Pro-Bolsonaro rioters storm Brazil’s top government offices

RIO DE JANEIRO: Supporters of former Brazilian President Jair Bolsonaro who refuse to accept his election defeat stormed Congress, the Supreme Court and presidential palace in the capital on Sunday, a week after the inauguration of his leftist rival, President Luiz Inácio Lula da Silva.

Thousands of demonstrators bypassed security barricades, climbed on roofs, smashed windows and invaded all three buildings, which were believed to be largely vacant and sit on Brasilia’s vast Three Powers Square.

Some of them called for a military intervention to either restore the far-right Bolsonaro to power or oust Lula from the presidency.

In a news conference from Sao Paulo state, Lula said Bolsonaro had encouraged the uprising by those he termed “fascist fanatics,” and he read a freshly signed decree for the federal government to take control of security in the federal district.

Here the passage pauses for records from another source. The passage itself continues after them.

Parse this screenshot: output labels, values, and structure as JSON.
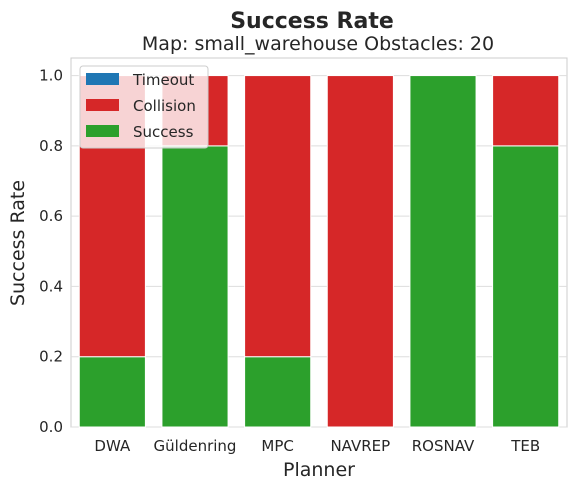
{
  "chart_data": {
    "type": "bar",
    "stacked": true,
    "title": "Success Rate",
    "subtitle": "Map: small_warehouse Obstacles: 20",
    "xlabel": "Planner",
    "ylabel": "Success Rate",
    "categories": [
      "DWA",
      "Güldenring",
      "MPC",
      "NAVREP",
      "ROSNAV",
      "TEB"
    ],
    "ylim": [
      0,
      1.05
    ],
    "yticks": [
      "0.0",
      "0.2",
      "0.4",
      "0.6",
      "0.8",
      "1.0"
    ],
    "grid": "horizontal",
    "legend_position": "top-left",
    "series": [
      {
        "name": "Success",
        "color": "#2ca02c",
        "values": [
          0.2,
          0.8,
          0.2,
          0.0,
          1.0,
          0.8
        ]
      },
      {
        "name": "Collision",
        "color": "#d62728",
        "values": [
          0.8,
          0.2,
          0.8,
          1.0,
          0.0,
          0.2
        ]
      },
      {
        "name": "Timeout",
        "color": "#1f77b4",
        "values": [
          0.0,
          0.0,
          0.0,
          0.0,
          0.0,
          0.0
        ]
      }
    ],
    "legend_order": [
      "Timeout",
      "Collision",
      "Success"
    ]
  }
}
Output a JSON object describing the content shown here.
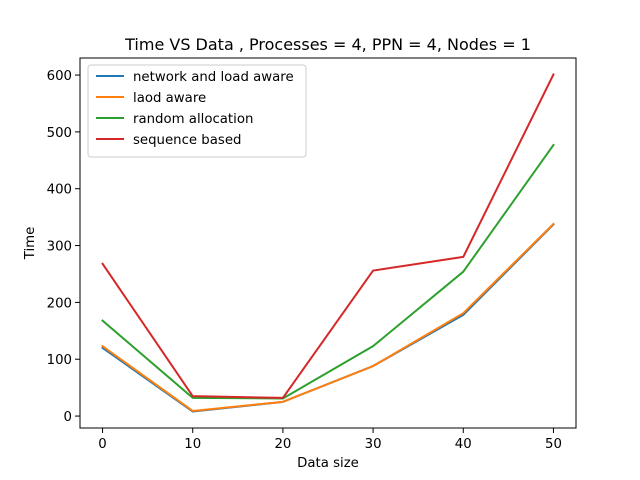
{
  "chart_data": {
    "type": "line",
    "title": "Time VS Data , Processes = 4, PPN = 4, Nodes = 1",
    "xlabel": "Data size",
    "ylabel": "Time",
    "x": [
      0,
      10,
      20,
      30,
      40,
      50
    ],
    "xlim": [
      -2.5,
      52.5
    ],
    "ylim": [
      -21,
      630
    ],
    "xticks": [
      0,
      10,
      20,
      30,
      40,
      50
    ],
    "yticks": [
      0,
      100,
      200,
      300,
      400,
      500,
      600
    ],
    "grid": false,
    "legend_position": "upper left",
    "series": [
      {
        "name": "network and load aware",
        "color": "#1f77b4",
        "values": [
          120,
          8,
          25,
          88,
          178,
          337
        ]
      },
      {
        "name": "laod aware",
        "color": "#ff7f0e",
        "values": [
          123,
          9,
          25,
          88,
          181,
          338
        ]
      },
      {
        "name": "random allocation",
        "color": "#2ca02c",
        "values": [
          168,
          32,
          31,
          123,
          254,
          477
        ]
      },
      {
        "name": "sequence based",
        "color": "#d62728",
        "values": [
          268,
          35,
          32,
          256,
          280,
          601
        ]
      }
    ]
  }
}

“There is no precedent for what they did, and these people need to be punished,” Lula said.

TV channel Globo News showed protesters wearing the green and yellow colors of the national flag that also have come to symbolize the nation’s conservative movement and were adopted by Bolsonaro’s supporters.

The former president has repeatedly sparred with Supreme Court justices, and the room where they convene was trashed by the rioters. They sprayed fire hoses inside the Congress building and ransacked offices at the presidential palace. Windows were broken in all of the buildings.

Bolsonaro, who flew to Florida ahead of Lula’s inauguration, has not commented on Sunday’s events.

Police fired tear gas in their efforts to recover the buildings and were shown on television in the late afternoon marching protesters down a ramp from the presidential palace with their hands secured behind their backs. By early evening, control of the buildings had been reestablished, Justice Minister Flavio Dino said in a press conference that roughly 200 people had been arrested, and officers were firing more tear gas to drive lingering protesters from the area.